Here is what Peter Geach has to say, glossing Aquinas:

What makes a sensation or thought of an X to be of an X is that it is an individual occurrence of that very form or nature which occurs in X — it is thus that our mind 'reaches right up to the reality'; what makes it to be a sensation or thought of an X rather than an actual X or an actual X-ness is that X-ness here occurs in the special way called esse intentionale and not in the 'ordinary' way called esse naturale.  This solution resolves the difficulty.  It shows how being of an X is not a relation in which the thought or sensation stands, but is simply what the thought or sensation is . . . .(Three Philosophers, Cornell UP, 1961, p. 95) 

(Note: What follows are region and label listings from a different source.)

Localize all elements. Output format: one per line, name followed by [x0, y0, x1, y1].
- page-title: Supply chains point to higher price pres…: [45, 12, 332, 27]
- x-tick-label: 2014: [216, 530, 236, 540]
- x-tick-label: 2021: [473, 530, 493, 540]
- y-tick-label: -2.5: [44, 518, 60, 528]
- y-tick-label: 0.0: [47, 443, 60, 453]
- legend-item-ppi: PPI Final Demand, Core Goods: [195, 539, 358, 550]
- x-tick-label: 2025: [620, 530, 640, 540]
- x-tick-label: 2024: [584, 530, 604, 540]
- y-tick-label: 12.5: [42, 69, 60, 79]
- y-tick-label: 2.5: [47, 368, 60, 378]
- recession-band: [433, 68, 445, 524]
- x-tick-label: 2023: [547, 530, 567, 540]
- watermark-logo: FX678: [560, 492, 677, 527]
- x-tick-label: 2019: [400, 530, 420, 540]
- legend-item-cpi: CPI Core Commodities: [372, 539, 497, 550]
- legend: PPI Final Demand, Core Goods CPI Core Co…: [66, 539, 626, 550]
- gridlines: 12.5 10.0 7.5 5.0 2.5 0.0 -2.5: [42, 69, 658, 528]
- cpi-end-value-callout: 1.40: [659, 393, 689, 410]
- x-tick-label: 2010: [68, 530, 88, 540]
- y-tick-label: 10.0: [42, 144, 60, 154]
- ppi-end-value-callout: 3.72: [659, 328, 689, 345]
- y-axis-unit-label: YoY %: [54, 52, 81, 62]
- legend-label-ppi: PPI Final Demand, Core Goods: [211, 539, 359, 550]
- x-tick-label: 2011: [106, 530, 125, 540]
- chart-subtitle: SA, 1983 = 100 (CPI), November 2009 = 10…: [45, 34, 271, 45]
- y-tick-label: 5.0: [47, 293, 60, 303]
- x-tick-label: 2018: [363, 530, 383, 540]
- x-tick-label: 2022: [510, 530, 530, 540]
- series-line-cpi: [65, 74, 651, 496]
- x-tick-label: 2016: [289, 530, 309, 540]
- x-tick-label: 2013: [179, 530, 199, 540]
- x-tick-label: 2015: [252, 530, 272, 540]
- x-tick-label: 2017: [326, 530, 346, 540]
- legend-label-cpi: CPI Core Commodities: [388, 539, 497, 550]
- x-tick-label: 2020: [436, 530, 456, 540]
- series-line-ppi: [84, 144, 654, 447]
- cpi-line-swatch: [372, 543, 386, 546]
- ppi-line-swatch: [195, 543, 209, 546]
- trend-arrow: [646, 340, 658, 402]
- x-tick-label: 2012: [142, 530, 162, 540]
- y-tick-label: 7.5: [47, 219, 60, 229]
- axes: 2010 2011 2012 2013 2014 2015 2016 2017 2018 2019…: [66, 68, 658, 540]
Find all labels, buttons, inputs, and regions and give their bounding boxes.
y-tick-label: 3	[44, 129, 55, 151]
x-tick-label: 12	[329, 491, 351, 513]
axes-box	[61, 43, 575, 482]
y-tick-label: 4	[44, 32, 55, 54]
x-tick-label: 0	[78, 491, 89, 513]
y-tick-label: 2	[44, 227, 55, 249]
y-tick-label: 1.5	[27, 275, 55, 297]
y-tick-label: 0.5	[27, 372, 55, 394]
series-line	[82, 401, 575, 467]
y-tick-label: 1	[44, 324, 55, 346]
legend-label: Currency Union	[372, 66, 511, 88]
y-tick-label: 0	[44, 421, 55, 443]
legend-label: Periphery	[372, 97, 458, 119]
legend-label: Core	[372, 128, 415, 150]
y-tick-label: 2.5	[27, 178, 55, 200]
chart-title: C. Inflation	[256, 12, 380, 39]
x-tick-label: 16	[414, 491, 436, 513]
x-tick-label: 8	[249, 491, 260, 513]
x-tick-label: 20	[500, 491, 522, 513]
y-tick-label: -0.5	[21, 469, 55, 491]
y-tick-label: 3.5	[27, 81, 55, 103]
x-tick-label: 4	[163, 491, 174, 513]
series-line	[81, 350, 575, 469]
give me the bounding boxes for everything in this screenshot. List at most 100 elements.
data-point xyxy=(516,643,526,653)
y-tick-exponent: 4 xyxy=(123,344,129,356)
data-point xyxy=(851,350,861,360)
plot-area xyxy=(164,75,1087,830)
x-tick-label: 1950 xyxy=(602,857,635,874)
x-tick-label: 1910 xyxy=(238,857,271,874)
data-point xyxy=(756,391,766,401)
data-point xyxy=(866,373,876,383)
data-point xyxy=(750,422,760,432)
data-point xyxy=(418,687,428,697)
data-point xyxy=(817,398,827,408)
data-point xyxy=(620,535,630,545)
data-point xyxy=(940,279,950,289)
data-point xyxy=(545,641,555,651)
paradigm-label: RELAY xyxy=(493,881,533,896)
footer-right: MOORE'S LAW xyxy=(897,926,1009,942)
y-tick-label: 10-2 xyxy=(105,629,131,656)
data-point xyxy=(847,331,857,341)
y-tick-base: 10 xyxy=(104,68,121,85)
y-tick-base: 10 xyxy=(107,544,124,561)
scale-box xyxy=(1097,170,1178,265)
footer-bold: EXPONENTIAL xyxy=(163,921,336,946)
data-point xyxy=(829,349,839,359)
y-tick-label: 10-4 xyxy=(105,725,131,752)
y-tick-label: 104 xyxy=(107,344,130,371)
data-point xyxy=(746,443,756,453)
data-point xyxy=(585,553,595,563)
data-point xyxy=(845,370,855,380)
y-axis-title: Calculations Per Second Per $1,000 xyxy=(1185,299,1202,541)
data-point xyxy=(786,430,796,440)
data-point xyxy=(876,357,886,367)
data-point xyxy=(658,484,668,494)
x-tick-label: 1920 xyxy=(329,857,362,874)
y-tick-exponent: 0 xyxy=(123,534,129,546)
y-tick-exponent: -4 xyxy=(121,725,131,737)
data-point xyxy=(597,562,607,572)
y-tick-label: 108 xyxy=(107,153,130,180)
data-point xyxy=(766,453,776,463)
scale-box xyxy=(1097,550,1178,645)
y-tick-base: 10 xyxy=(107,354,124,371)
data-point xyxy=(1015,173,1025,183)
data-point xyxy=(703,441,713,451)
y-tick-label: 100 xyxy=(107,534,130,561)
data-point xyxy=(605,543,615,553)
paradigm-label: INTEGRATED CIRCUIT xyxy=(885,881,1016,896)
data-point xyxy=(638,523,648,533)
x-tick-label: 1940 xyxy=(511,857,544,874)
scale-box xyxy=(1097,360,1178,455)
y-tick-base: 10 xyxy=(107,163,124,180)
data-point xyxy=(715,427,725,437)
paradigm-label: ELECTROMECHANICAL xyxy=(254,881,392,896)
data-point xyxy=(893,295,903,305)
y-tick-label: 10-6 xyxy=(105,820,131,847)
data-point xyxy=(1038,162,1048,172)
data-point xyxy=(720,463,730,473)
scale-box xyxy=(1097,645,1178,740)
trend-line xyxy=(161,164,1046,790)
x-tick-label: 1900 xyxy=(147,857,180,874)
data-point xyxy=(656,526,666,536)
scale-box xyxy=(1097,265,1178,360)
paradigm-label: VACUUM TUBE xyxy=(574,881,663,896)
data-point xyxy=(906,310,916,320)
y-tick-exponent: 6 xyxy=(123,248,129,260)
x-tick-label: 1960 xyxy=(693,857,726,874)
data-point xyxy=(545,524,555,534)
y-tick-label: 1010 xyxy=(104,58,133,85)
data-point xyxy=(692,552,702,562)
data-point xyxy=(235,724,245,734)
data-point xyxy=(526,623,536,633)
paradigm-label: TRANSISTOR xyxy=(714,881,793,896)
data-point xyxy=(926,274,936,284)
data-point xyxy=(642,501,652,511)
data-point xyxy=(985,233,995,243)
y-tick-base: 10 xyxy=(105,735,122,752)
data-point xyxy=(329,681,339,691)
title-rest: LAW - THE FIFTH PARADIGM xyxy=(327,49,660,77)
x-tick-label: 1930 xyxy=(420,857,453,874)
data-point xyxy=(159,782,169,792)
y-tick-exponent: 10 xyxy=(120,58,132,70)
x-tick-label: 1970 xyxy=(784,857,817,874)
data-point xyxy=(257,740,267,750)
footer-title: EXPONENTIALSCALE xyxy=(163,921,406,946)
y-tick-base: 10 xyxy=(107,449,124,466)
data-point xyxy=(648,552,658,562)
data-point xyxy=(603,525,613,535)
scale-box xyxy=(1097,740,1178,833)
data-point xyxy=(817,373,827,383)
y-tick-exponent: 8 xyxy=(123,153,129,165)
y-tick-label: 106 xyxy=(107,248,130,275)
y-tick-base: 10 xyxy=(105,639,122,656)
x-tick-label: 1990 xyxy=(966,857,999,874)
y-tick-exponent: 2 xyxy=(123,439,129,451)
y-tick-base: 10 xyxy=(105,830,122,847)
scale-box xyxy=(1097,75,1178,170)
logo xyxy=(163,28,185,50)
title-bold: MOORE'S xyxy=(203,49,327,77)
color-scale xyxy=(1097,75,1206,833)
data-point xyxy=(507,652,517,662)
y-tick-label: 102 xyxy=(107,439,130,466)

Geach But what the devil does that  mean?  Allow me to explain.  The main point here is that ofness or aboutness is not a relation between a mental act and its object.  Thus intentionality is not a relation that relates my thinking of Max and Max.  My thinking of Max just is the mental occurrence of the very same form or nature — felinity — which occurs physically in Max.  Max is a hylomorphic compound, a compound of form and (signate) matter.  Old Max himself, fleas and all, is of course not in my mind.  It is his form that is in my mind.  But if felinity informs my mind, why isn't my mind a cat?  Here is where the distinction between esse intentionale and esse naturale comes in.  One and the same form — felinity — exists in two different modes.  Its mode of being in my mind is esse intentionale while its mode of being in Max is esse naturale.

Because my thought of Max just is the intentional occurrence of the same form or nature that occurs naturally in Max, there is no problem about how my thought reaches Max.  One could call this an identity theory of intentionality. 

What if Max were, unbeknownst to me, to cease to exist while I was thinking about him?  My thinking would be unaffected: it would still be about Max in exactly the way it was about him before.  The Thomist theory would account for this by saying that while the form occurs with esse intentionale in my mind, it does not occur outside my mind with esse reale.

That in a nutshell is the Thomist theory of intentionality.  There is more to it of course, and it is open to some very serious objections.  These will be discussed tomorrow perhaps.